Other than my two startups (1985-1994), I have always been an engineer, architect, and sometimes team leader or even the only person on the team, but never an executive or someone tasked with high-level leadership and not building and delivering software. At my startups, I did everything from worrying about revenue, writing code, leading the team, and even giving interviews—the most complex work I ever did. Afterward, I preferred to build things. So I spent enough time being the person responsible for keeping us employed and having to make difficult decisions to know what it feels like.

During the dot-com era, a new CFO told everyone that we would all be millionaires in the next year because they had pushed through an IPO in their last position. We were thus expected to work even harder to accomplish this goal. Yet less than a year later, we were out of business. It happened on a Thursday at 4:30 PM, no less. While we did our jobs, the executive team collected nothing from our largest consulting customer, failed to pay the rent for seven months, tried to save the company by selling hardware that was never paid for, and never told anyone what was going on. So far from becoming millionaires, we had no jobs or benefits.

In my next job, working for an international consulting company, a new CIO came to the U.S. division where I worked and told us there would be no layoffs, and everything looked good. But, unfortunately, the layoffs started two weeks later and closed the whole U.S. division.

Working at an online travel agency a decade ago, the mobile team I worked with did everything right; we made most of the company's profit with 2% of the employees, supporting multiple apps, mobile web, and services. But, unfortunately, the company spent vast amounts trying and failing to integrate a European brand and its U.S. brand, was unable to update the flagship website, fell further and further behind our competitors, and turned a leader in the market into an also-ran. Executive teams came and went, but nothing we could do could make up for all the poor decisions. Eventually, our parent company sold our brand to our biggest competitor, and everyone was laid off.

Another job had a CIO who relentlessly bought new technologies we had no use for and then wrote glowing reports about how much we were getting out of them for the vendor, despite us not using them. Later he was fired for taking kickbacks. In the time I worked there, he almost always sided with what vendors told him and ignored anything internally generated. Working there was frustrating because your ultimate leader had no interest in his employees.

Even at my last job before my giving in and retiring, the CIO of our division was a big fan—of himself. I remember the first all-hands meeting he put together, featuring giant screens with recordings of our internal customers praising his work (not really us). It was so clueless we all came away from the meeting with little respect for him. In all the years he was there (he quit to take another position and took a bunch of execs with him), all I can remember the CIO doing was creating multiple multi-point plans full of empty platitudes.

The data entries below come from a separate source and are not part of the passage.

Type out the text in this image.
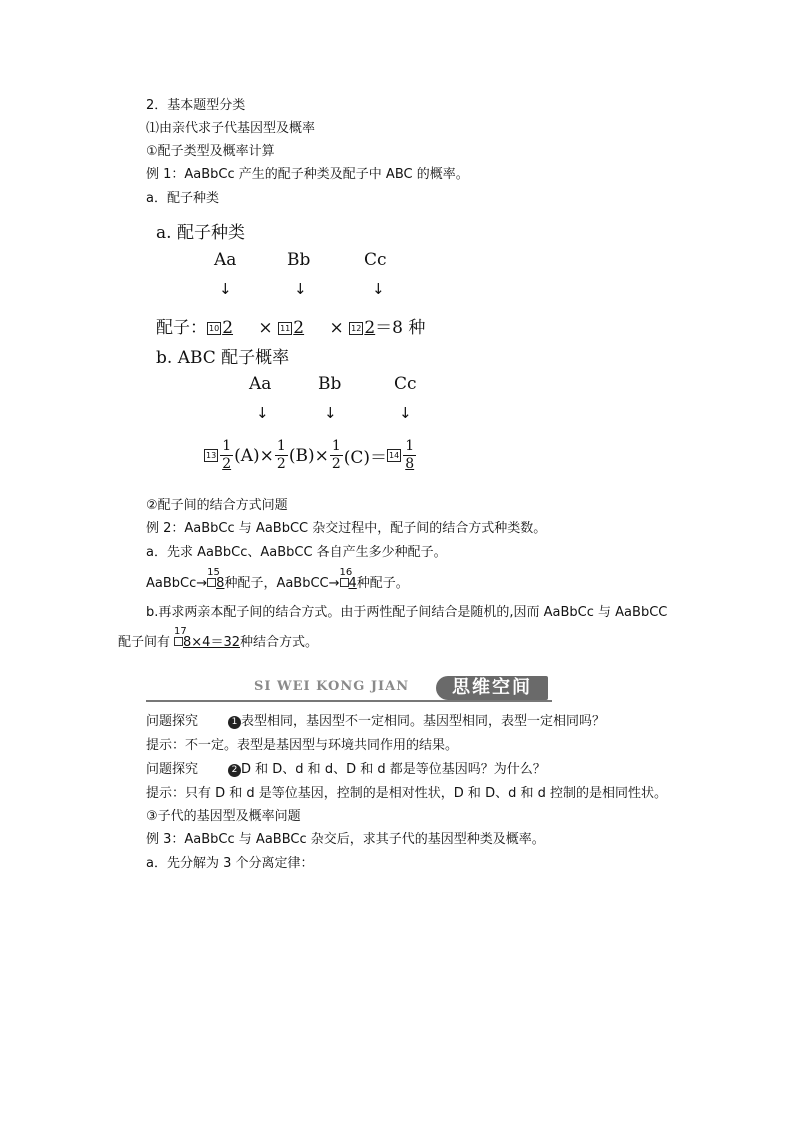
2．基本题型分类
⑴由亲代求子代基因型及概率
①配子类型及概率计算
例 1：AaBbCc 产生的配子种类及配子中 ABC 的概率。
a．配子种类
a. 配子种类
Aa	Bb	Cc
↓	↓	↓
配子： 10 2 × 11 2 × 12 2＝8 种
b. ABC 配子概率
Aa	Bb	Cc
↓	↓	↓
$13 \frac{1}{2} (A)\times \frac{1}{2} (B)\times \frac{1}{2} (C)= 14 \frac{1}{8}$
②配子间的结合方式问题
例 2：AaBbCc 与 AaBbCC 杂交过程中，配子间的结合方式种类数。
a．先求 AaBbCc、AaBbCC 各自产生多少种配子。
AaBbCc→
15
8种配子，AaBbCC→
16
4种配子。
b.再求两亲本配子间的结合方式。由于两性配子间结合是随机的,因而 AaBbCc 与 AaBbCC
配子间有
17
8×4＝32种结合方式。
SI WEI KONG JIAN	思维空间
问题探究	1 表型相同，基因型不一定相同。基因型相同，表型一定相同吗？
提示：不一定。表型是基因型与环境共同作用的结果。
问题探究	2 D 和 D、d 和 d、D 和 d 都是等位基因吗？为什么？
提示：只有 D 和 d 是等位基因，控制的是相对性状，D 和 D、d 和 d 控制的是相同性状。
③子代的基因型及概率问题
例 3：AaBbCc 与 AaBBCc 杂交后，求其子代的基因型种类及概率。
a．先分解为 3 个分离定律：
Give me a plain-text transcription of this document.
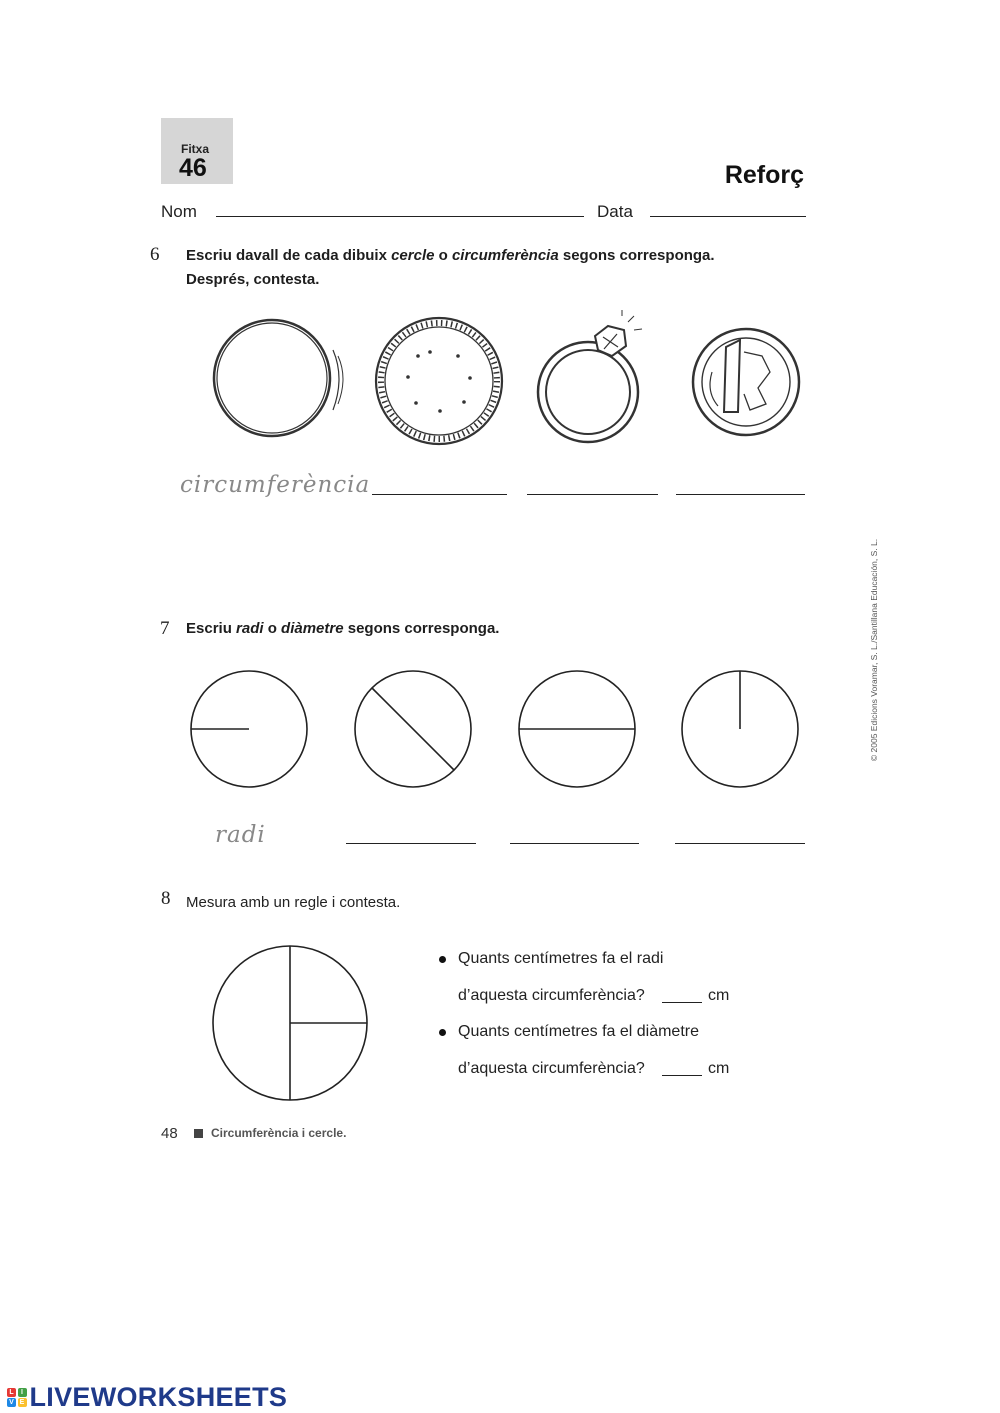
Fitxa
46	Reforç
Nom	Data
6 Escriu davall de cada dibuix cercle o circumferència segons corresponga.
Després, contesta.
circumferència
7 Escriu radi o diàmetre segons corresponga.
radi
8 Mesura amb un regle i contesta.
Quants centímetres fa el radi
d’aquesta circumferència?	cm
Quants centímetres fa el diàmetre
d’aquesta circumferència?	cm
48	Circumferència i cercle.
© 2005 Edicions Voramar, S. L./Santillana Educación, S. L.
L	I
V E LIVEWORKSHEETS
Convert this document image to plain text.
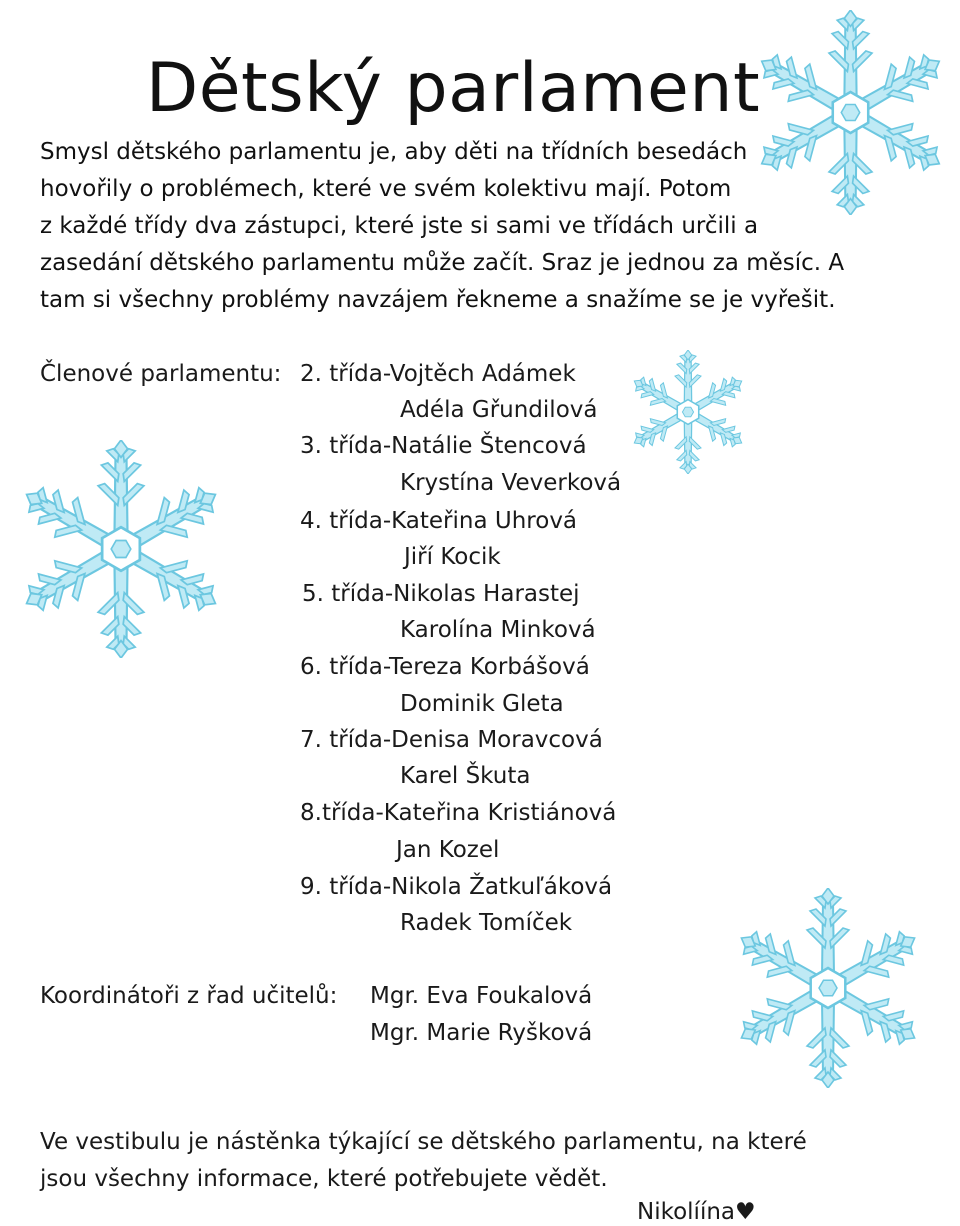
Dětský parlament

Smysl dětského parlamentu je, aby děti na třídních besedách
hovořily o problémech, které ve svém kolektivu mají. Potom
z každé třídy dva zástupci, které jste si sami ve třídách určili a
zasedání dětského parlamentu může začít. Sraz je jednou za měsíc. A
tam si všechny problémy navzájem řekneme a snažíme se je vyřešit.

Členové parlamentu: 2. třída-Vojtěch Adámek
Adéla Gřundilová
3. třída-Natálie Štencová
Krystína Veverková
4. třída-Kateřina Uhrová
Jiří Kocik
5. třída-Nikolas Harastej
Karolína Minková
6. třída-Tereza Korbášová
Dominik Gleta
7. třída-Denisa Moravcová
Karel Škuta
8.třída-Kateřina Kristiánová
Jan Kozel
9. třída-Nikola Žatkuľáková
Radek Tomíček
Koordinátoři z řad učitelů: Mgr. Eva Foukalová
Mgr. Marie Ryšková

Ve vestibulu je nástěnka týkající se dětského parlamentu, na které
jsou všechny informace, které potřebujete vědět.

Nikolíína♥
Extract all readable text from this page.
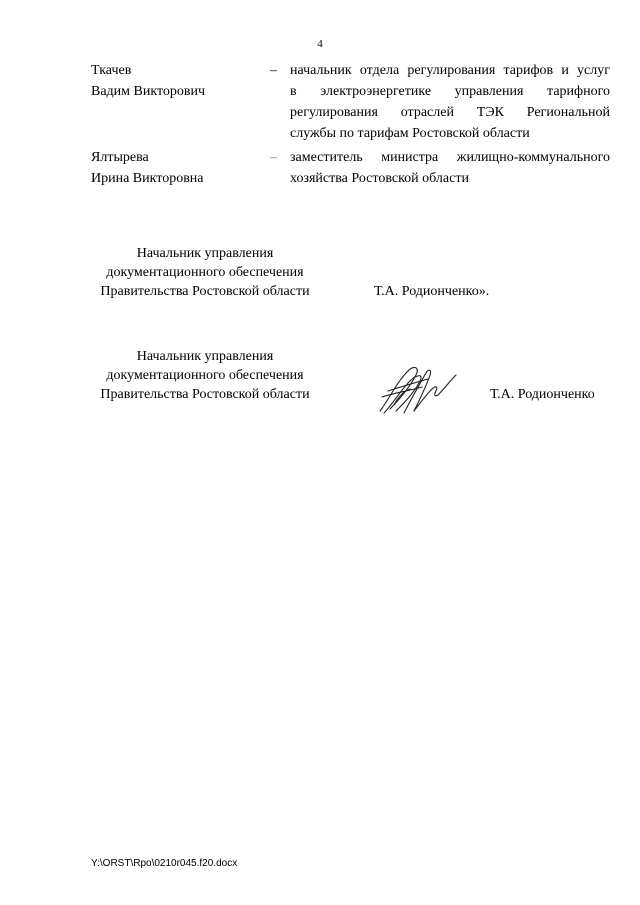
4
Ткачев
Вадим Викторович
– начальник отдела регулирования тарифов и услуг
в электроэнергетике управления тарифного
регулирования отраслей ТЭК Региональной
службы по тарифам Ростовской области
Ялтырева
Ирина Викторовна
– заместитель министра жилищно-коммунального
хозяйства Ростовской области
Начальник управления
документационного обеспечения
Правительства Ростовской области	Т.А. Родионченко».
Начальник управления
документационного обеспечения
Правительства Ростовской области	Т.А. Родионченко
Y:\ORST\Rpo\0210r045.f20.docx
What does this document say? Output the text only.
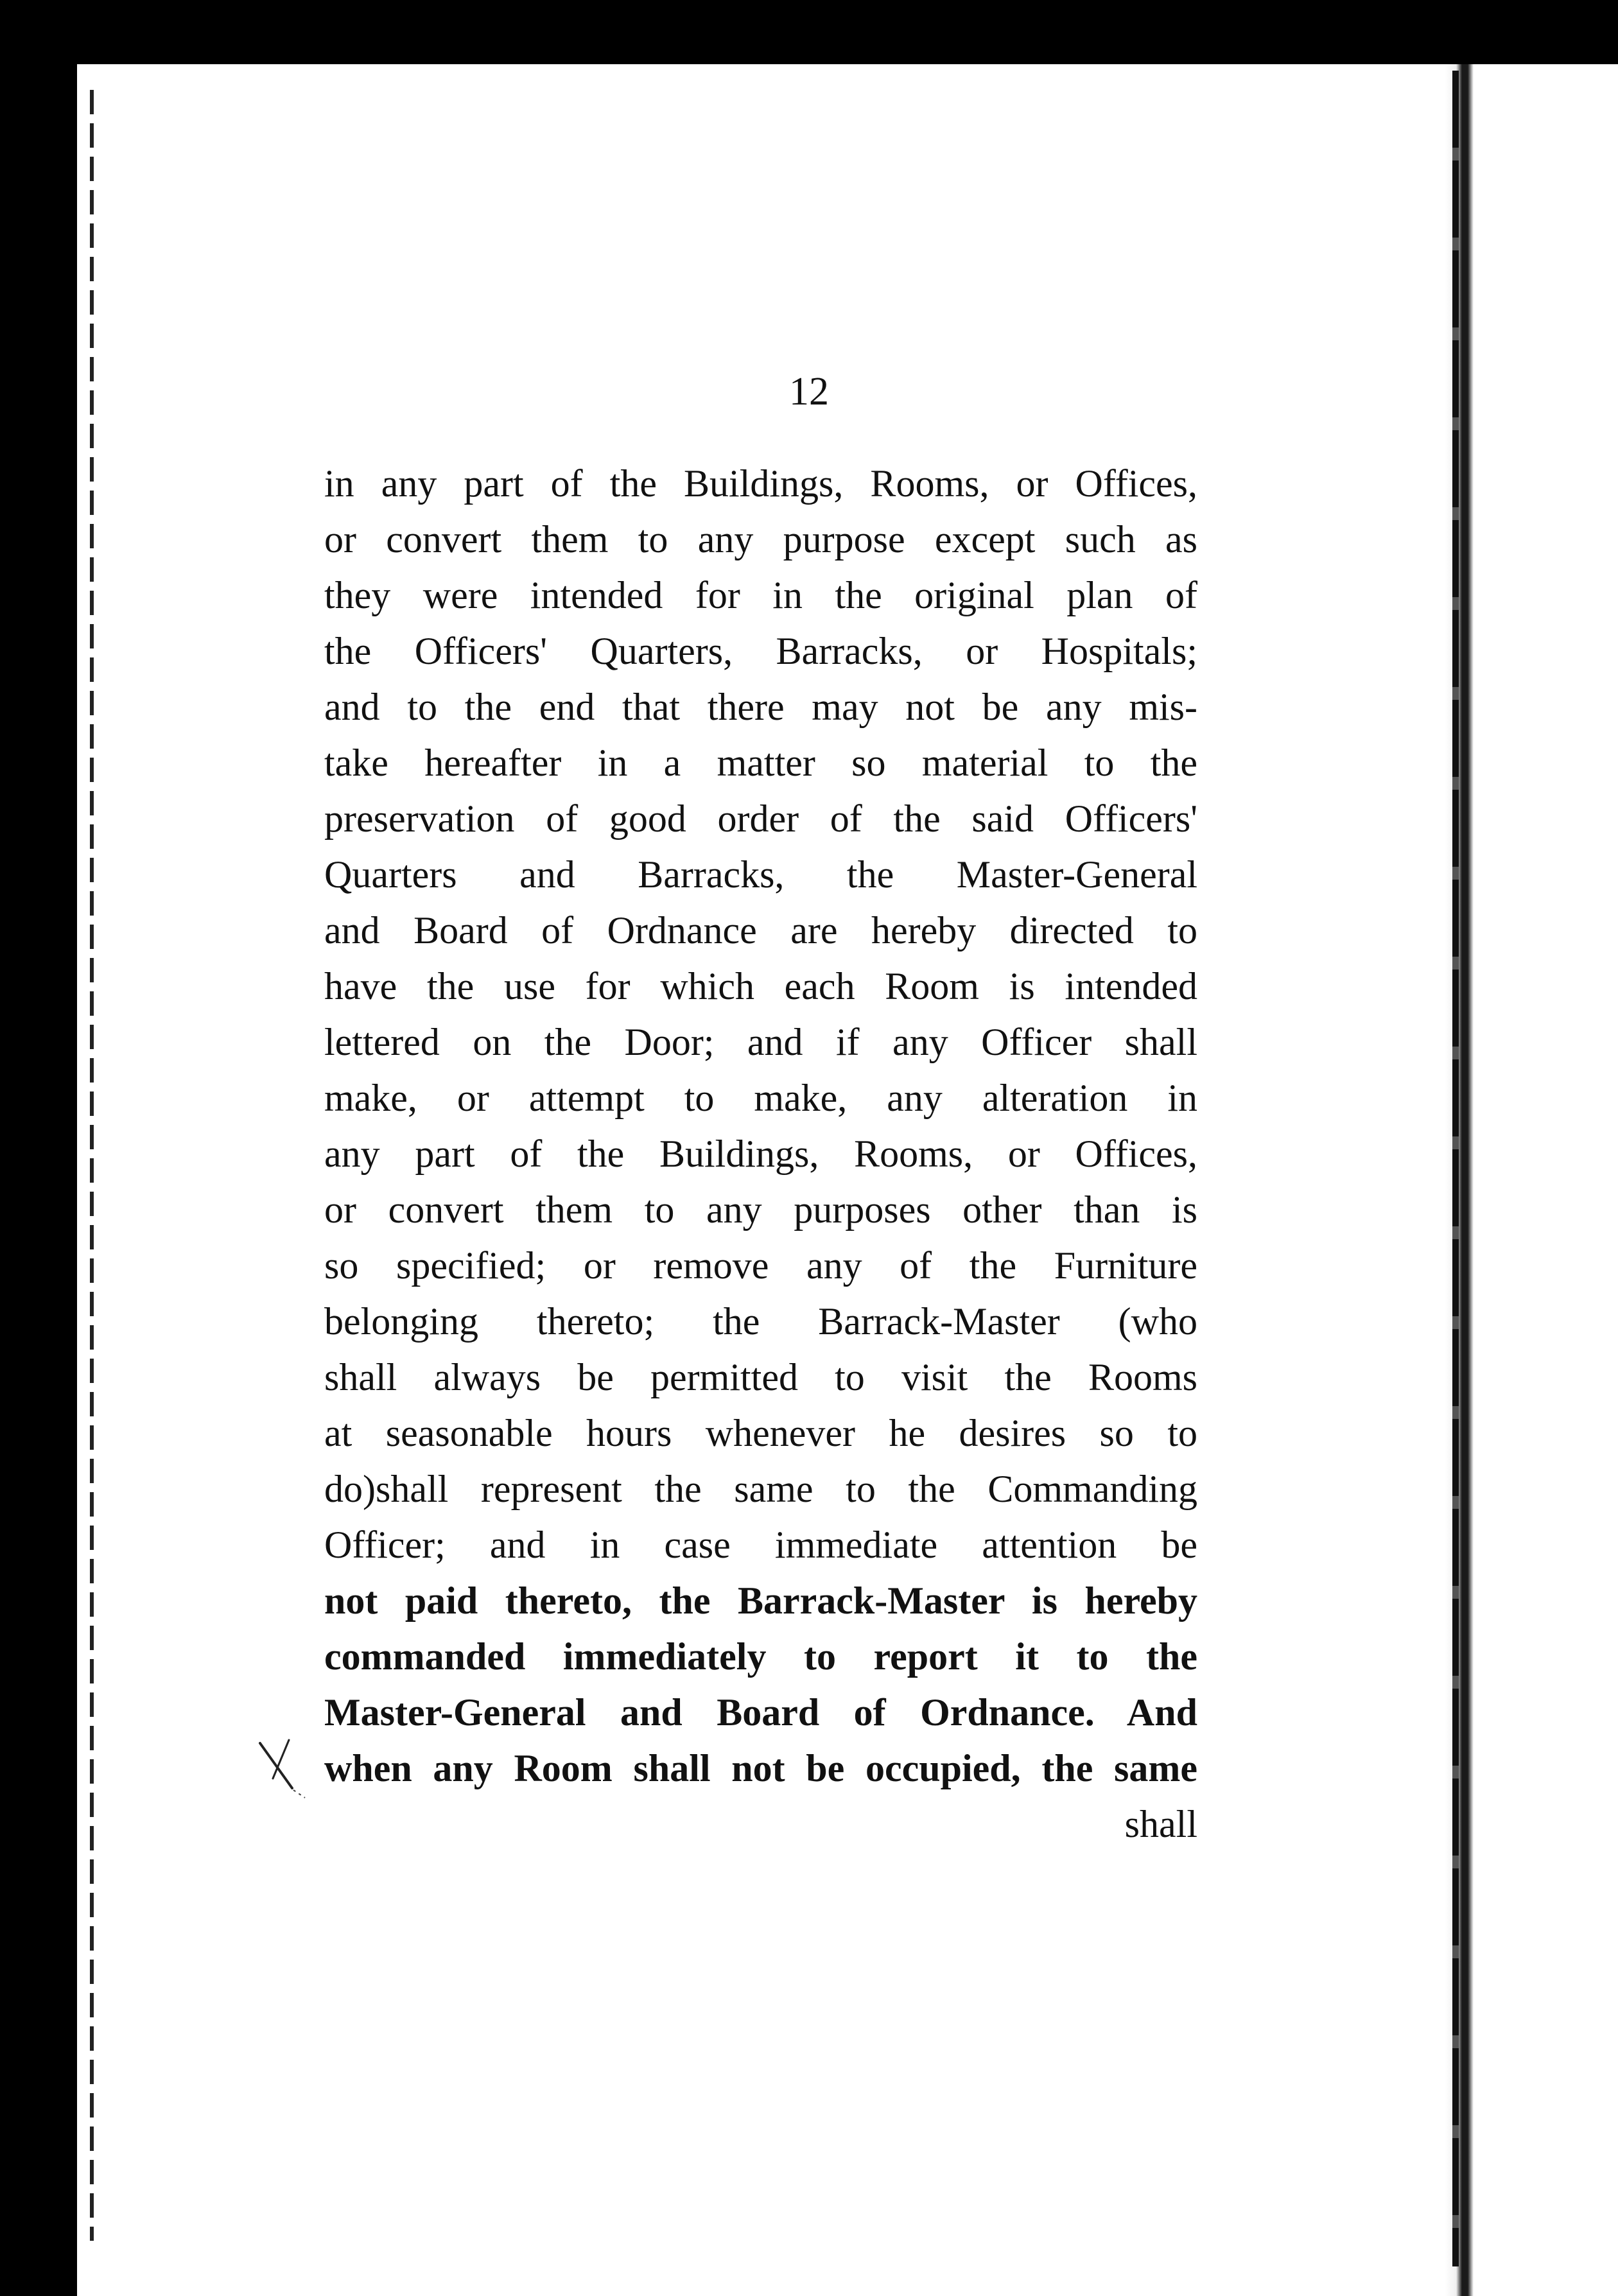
12
in any part of the Buildings, Rooms, or Offices,
or convert them to any purpose except such as
they were intended for in the original plan of
the Officers' Quarters, Barracks, or Hospitals;
and to the end that there may not be any mis-
take hereafter in a matter so material to the
preservation of good order of the said Officers'
Quarters and Barracks, the Master-General
and Board of Ordnance are hereby directed to
have the use for which each Room is intended
lettered on the Door; and if any Officer shall
make, or attempt to make, any alteration in
any part of the Buildings, Rooms, or Offices,
or convert them to any purposes other than is
so specified; or remove any of the Furniture
belonging thereto; the Barrack-Master (who
shall always be permitted to visit the Rooms
at seasonable hours whenever he desires so to
do)shall represent the same to the Commanding
Officer; and in case immediate attention be
not paid thereto, the Barrack-Master is hereby
commanded immediately to report it to the
Master-General and Board of Ordnance. And
when any Room shall not be occupied, the same
shall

There was nothing inspirational or even valuable for them.

So what do these stories have to do with the premise of this article? You can only do so much for your employer beyond which you are not all that important to them. I've always tried to be the best programmer or leader I could be, but that is just me—after all these experiences, I knew that, ultimately, I was just getting paid to do a job, and I had no involvement in the decisions above me.

Being laid off is not all that unusual in this industry and is part of the landscape of working in it. However, most of the time, it's not something you did but a result of decisions you cannot affect. I had 15 jobs (not counting my two startups), was laid off multiple times, and had one company go out of business, plus several more that should have. Some jobs I left voluntarily because I could not accomplish anything due to poor leadership or an unpleasant workplace or found something I thought was a better opportunity to make a difference. Good leadership matters in creating an excellent workplace, but it's not always easy to identify before you start; often, it takes a long time to realize how bad it is.

If your CEO starts demanding you make more revenue when your job has no impact on it, or revenue is determined by someone else, it makes the job much less valuable. In my final position, the CEO (no longer there) was known as "Mr. 10% more revenue a quarter" because he demanded that instead of all else. If your leader insists that your job is to make the CEO look good, you may need a new job.

You work to get paid, hopefully doing it as well as you can and trying to make a difference—but it's not your job to help your CEO get a bigger bonus. If you want to do that, start your own company!